Stablecoin economics are shaped by settlement speed, interoperability, and regulatory alignment, so "owning the base layer" lets firms directly embed compliance, integrate foreign exchange engine and ensure predictable fees, he said.

There’s also a defensive motive. "Today, stablecoin issuers depend on Ethereum, Tron or others for settlement," Burgherr said. "That reliance means exposure to external fee markets, protocol governance decisions, and technical bottlenecks."

Custom chains allow companies to issue their own gas tokens, control transaction costs and keep network performance isolated from unrelated activity that may clog the network, said Morgan Krupetsky, VP of ecosystem growth at Ava Labs.

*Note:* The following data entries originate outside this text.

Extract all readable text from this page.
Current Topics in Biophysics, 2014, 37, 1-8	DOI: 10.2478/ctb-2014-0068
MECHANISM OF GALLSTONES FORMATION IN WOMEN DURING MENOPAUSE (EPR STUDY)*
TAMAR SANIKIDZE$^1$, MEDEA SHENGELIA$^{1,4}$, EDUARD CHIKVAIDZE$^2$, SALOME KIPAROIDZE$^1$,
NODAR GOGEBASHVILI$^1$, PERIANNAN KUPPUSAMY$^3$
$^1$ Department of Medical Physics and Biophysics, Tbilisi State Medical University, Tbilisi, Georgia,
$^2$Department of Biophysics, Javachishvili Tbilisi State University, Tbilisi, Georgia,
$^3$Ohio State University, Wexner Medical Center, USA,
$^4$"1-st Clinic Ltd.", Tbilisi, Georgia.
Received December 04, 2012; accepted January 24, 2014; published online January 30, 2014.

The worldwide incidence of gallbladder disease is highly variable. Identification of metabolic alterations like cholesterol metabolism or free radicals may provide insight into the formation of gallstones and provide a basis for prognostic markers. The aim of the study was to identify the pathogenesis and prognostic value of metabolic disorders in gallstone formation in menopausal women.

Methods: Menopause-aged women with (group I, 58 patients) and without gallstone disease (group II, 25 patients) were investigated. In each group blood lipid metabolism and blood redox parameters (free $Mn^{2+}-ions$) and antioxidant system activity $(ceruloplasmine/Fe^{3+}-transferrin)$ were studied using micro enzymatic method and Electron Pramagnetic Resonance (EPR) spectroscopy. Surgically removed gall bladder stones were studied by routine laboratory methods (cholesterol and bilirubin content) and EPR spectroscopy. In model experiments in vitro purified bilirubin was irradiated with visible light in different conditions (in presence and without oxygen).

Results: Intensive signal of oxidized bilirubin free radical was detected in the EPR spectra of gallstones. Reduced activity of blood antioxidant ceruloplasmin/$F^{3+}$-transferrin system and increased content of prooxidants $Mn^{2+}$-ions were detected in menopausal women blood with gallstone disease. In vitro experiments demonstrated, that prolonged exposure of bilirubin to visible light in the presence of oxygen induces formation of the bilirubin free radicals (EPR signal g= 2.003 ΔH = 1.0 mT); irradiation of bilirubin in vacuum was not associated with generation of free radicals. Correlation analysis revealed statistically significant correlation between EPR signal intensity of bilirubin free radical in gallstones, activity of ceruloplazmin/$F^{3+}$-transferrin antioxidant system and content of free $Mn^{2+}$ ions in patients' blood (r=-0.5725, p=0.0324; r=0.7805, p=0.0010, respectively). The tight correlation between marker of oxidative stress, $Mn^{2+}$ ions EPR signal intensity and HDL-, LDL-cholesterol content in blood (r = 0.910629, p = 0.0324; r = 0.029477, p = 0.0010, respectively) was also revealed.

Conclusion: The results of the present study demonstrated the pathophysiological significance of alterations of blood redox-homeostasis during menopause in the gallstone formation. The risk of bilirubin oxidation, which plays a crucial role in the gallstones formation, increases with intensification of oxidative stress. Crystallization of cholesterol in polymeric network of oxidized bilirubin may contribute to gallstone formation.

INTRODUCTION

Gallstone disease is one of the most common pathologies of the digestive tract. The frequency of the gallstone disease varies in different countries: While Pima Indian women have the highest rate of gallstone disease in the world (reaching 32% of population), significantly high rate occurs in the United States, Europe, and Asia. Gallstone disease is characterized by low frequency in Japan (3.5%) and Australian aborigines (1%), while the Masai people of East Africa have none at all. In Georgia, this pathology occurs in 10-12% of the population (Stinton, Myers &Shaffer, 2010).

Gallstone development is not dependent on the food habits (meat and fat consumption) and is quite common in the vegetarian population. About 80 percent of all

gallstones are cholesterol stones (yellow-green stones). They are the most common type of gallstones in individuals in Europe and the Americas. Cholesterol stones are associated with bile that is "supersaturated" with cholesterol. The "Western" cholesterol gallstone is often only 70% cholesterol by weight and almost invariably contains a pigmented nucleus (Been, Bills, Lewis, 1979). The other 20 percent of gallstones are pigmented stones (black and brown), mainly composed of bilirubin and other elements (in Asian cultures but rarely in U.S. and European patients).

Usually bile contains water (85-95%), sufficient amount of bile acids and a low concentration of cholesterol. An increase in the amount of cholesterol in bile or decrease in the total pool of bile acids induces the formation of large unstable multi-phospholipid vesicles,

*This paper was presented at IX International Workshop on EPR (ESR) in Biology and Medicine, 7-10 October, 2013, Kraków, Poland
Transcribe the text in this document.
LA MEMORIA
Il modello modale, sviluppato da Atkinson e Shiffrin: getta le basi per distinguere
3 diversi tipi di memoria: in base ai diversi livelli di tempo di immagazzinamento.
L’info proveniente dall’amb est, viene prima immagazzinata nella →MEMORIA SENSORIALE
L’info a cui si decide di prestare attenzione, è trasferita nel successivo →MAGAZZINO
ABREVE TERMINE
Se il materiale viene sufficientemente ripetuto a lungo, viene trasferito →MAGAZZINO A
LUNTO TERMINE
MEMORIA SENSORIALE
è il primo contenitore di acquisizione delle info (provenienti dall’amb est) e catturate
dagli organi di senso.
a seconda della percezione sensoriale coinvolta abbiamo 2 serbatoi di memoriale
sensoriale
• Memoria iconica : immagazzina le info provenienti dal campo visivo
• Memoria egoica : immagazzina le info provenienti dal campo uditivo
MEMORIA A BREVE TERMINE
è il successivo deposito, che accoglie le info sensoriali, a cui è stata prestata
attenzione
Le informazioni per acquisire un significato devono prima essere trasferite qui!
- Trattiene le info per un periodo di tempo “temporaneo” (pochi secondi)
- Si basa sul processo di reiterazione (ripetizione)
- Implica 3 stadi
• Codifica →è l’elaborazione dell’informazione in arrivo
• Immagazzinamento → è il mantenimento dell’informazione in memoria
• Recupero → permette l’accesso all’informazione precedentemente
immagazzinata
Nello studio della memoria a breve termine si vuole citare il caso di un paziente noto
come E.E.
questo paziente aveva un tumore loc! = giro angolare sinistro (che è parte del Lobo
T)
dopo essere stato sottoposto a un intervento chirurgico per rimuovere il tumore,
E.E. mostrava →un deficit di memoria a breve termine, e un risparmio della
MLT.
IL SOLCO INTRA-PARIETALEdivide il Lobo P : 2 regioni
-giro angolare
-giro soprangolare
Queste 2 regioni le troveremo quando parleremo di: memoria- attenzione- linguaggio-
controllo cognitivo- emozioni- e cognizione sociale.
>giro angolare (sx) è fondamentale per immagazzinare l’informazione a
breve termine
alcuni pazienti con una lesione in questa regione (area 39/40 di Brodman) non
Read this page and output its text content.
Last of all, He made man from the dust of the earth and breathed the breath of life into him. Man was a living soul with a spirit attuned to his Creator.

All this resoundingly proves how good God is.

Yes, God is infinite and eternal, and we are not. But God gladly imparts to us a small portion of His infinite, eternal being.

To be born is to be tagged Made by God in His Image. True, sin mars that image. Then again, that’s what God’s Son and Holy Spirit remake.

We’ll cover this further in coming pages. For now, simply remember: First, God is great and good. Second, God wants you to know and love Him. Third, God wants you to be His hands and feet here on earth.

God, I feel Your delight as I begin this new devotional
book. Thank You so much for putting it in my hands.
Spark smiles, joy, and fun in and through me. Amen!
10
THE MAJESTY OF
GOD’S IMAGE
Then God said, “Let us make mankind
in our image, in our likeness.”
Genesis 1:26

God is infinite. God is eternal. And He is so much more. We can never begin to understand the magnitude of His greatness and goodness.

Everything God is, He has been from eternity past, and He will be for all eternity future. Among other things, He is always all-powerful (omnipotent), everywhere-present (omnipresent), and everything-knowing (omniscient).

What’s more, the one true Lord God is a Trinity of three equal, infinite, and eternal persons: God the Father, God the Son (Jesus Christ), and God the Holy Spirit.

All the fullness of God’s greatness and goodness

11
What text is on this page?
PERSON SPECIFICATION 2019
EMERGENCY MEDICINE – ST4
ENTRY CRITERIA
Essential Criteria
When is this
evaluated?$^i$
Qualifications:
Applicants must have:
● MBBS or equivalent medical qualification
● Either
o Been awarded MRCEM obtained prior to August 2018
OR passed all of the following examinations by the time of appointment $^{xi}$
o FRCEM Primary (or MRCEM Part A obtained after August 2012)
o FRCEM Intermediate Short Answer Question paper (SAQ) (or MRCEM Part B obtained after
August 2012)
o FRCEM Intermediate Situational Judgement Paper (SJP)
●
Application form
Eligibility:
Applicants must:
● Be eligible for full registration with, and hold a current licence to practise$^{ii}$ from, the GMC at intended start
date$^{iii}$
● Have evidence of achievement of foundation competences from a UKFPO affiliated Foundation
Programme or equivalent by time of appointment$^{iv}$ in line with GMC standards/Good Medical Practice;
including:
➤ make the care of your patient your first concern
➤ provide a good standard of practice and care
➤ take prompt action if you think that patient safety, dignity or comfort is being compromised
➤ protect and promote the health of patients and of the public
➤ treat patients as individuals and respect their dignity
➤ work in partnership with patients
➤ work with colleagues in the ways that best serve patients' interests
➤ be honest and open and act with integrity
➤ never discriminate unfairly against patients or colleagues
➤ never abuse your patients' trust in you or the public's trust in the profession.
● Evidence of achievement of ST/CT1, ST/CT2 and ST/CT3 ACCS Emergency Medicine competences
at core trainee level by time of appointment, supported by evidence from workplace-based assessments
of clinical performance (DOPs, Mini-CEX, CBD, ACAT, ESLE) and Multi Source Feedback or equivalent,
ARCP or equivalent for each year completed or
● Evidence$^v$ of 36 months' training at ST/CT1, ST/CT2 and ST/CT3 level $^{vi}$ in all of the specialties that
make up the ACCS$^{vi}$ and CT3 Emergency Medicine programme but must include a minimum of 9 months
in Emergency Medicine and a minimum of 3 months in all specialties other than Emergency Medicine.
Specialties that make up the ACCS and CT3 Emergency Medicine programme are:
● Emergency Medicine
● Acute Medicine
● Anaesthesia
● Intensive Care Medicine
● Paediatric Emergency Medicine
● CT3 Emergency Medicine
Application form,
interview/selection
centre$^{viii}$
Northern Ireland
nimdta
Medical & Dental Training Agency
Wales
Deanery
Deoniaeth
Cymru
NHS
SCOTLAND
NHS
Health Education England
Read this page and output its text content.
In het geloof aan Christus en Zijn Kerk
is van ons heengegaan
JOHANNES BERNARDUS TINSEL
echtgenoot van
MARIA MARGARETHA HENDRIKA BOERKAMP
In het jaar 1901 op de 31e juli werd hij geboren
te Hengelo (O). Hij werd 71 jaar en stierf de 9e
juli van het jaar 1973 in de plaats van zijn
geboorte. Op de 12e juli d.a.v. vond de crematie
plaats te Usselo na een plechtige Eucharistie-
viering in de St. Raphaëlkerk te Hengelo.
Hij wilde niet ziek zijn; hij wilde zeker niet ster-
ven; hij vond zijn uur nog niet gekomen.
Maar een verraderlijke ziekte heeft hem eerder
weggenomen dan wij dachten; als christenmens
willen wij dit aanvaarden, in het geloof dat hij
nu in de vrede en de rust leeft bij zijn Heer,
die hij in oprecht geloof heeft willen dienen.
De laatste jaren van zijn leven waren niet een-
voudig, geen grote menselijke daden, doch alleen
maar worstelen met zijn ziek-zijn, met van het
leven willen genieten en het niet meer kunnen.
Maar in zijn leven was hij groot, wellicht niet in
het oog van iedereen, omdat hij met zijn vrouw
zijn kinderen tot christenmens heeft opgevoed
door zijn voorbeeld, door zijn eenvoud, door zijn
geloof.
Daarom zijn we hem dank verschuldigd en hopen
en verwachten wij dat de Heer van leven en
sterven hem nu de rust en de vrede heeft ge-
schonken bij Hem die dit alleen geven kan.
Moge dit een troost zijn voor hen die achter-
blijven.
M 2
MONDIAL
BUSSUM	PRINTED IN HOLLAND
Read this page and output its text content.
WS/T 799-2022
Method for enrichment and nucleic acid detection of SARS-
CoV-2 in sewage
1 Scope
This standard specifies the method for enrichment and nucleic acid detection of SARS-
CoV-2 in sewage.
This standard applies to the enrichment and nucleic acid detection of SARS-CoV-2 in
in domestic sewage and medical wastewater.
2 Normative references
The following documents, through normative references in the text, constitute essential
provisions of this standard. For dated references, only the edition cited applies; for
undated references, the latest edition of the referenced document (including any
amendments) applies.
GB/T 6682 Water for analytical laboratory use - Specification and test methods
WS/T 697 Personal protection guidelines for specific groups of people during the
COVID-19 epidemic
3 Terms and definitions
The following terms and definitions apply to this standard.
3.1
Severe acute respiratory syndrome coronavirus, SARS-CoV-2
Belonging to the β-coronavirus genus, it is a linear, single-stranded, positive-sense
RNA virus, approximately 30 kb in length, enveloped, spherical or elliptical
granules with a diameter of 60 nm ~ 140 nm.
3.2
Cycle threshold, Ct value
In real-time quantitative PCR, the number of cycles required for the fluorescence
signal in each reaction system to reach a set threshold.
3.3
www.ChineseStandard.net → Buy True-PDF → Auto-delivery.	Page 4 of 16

Increasingly, she said, blockchains are becoming the "middle and back office" of a company’s operations, powering transactions behind the scenes while user-facing apps may live across multiple chains.

“The idea of a company owning and customizing their end-to-end blockchain infrastructure is increasingly appealing,” she said.

The economics can be even more compelling than the tech. "The revenue opportunity from owning the settlement layer will dwarf traditional payment processing margins, said Guillaume Poncin, chief technology officer at web3 development platform Alchemy.

He said that the new chains can offer additional control and the ability to implement know-your-customer (KYC) checks and other innovations at the protocol level. While L1s can offer full customization, rollups are faster to deploy and secure.

In either case, Poncin noted, compatibility with Ethereum Virtual Machine (EVM) makes it far easier to integrate with other blockchains and speed adoption.

How could this impact existing L1s?

It's way too early to tell how the new chains will impact the incumbents, but some networks may feel the competition sooner than others, analysts said.

Coinbase analysts led by David Duong argued in a Friday report that Circle's Arc and Stripe's Tempo are targeting high-throughput, low-fee payments, which is Solana's sweet spot. Meanwhile, Ethereum with its institution-heavy user base is less likely to be disrupted in the near term, they wrote.

The process for the entrants to win over users could take years, Sygnum's Burgherr said.

"New entrants will need not just technology, but also years of trust-building to shift the deepest liquidity and highest-value payments away from incumbent rails," he said. "Financial institutions prize proven security, custody integration, and resilience under real-world stress."

"That's why Ethereum remains the institutional ‘Fort Knox,’" he said.